With what games? Have you tried any Source engine games for example, such as Half-Life 2? Those should work perfectly if you pick your laptop's native resolution within the game and the appropriate aspect ratio.

Do the screenshots on this page look bad to you? http://store.steampowered.com/app/220/

I guess the question is, when you use 1024x768 w/4:3 on your widescreen laptop, do you have black bars on the side or not? If you do not and the image fills the screen, then you like all your games stretched horizontally to make everything and everyone fat. Well, to each his own I guess....
Post edited June 18, 2013 by kalirion
Depends on what the game allows me to choose. My main monitor is 4:3 (1600x1200) but I usually play games windowed, so if the game allows freely choosing the resolution (which isn't common) the ratio might be close to 4:3 but not exact. If I play the game on my Nexus 7 through Kainy (which due to Kainy's state rarely happens) then I try to go for 1280x720.
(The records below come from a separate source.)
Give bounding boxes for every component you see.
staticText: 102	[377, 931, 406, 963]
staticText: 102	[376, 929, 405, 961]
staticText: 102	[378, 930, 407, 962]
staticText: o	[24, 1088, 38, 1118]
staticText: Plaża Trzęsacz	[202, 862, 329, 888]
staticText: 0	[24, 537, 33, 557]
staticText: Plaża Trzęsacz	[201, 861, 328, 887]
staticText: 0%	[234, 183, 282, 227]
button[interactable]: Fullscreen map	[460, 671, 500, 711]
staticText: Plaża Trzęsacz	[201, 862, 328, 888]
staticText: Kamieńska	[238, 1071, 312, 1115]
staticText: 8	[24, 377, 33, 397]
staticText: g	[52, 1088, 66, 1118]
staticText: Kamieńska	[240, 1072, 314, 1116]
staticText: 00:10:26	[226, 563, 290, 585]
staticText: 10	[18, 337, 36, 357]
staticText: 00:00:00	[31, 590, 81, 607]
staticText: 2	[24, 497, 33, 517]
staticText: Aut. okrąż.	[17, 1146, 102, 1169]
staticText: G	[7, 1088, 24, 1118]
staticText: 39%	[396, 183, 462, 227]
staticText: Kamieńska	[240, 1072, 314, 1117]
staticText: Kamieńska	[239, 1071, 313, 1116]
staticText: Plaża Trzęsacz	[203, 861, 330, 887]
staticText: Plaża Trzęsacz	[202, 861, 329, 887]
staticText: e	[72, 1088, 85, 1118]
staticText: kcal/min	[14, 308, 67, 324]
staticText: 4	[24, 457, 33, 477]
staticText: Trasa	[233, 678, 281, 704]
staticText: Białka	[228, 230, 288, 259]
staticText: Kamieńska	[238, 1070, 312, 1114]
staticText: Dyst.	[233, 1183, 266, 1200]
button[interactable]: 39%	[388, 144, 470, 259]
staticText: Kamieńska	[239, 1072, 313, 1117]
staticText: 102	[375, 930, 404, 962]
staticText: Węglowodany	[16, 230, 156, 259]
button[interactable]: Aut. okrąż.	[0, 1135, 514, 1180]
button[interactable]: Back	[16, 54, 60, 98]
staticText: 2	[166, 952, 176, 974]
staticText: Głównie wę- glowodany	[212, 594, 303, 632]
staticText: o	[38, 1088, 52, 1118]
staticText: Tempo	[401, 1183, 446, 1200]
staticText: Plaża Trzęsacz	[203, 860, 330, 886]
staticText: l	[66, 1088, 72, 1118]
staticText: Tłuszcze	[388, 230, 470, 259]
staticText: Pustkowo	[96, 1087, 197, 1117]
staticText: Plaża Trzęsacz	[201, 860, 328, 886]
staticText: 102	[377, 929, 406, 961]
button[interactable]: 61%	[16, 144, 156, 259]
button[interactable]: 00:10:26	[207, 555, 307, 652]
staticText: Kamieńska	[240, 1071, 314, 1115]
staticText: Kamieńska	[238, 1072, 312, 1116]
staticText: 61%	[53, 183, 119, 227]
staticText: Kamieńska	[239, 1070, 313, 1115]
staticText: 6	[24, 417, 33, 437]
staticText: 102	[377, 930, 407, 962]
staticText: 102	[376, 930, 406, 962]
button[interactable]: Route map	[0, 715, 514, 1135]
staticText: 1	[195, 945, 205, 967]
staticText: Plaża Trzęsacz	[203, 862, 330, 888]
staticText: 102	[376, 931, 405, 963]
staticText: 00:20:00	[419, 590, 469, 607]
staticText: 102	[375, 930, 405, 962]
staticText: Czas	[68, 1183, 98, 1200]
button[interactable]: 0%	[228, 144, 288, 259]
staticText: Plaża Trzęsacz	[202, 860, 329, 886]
Of course I play more natively on my Nexus 7, and then I use its native resolution (which is between1280x720 and 1280x800).
Post edited June 18, 2013 by ET3D
16:9 for 1920x1080 if the game offers widescreen support. Older ones where it stretches it I play at 4:3 1440x1080 or the highest possible, usually 640x480, 800x600 or 1024x768.

Aestatically and technically I think widescreen (16:9 or 16:10) has always been superior to 4:3, 4:3 is way too close to a 1:1 square format and that doesn't feel as natural as a rectangle.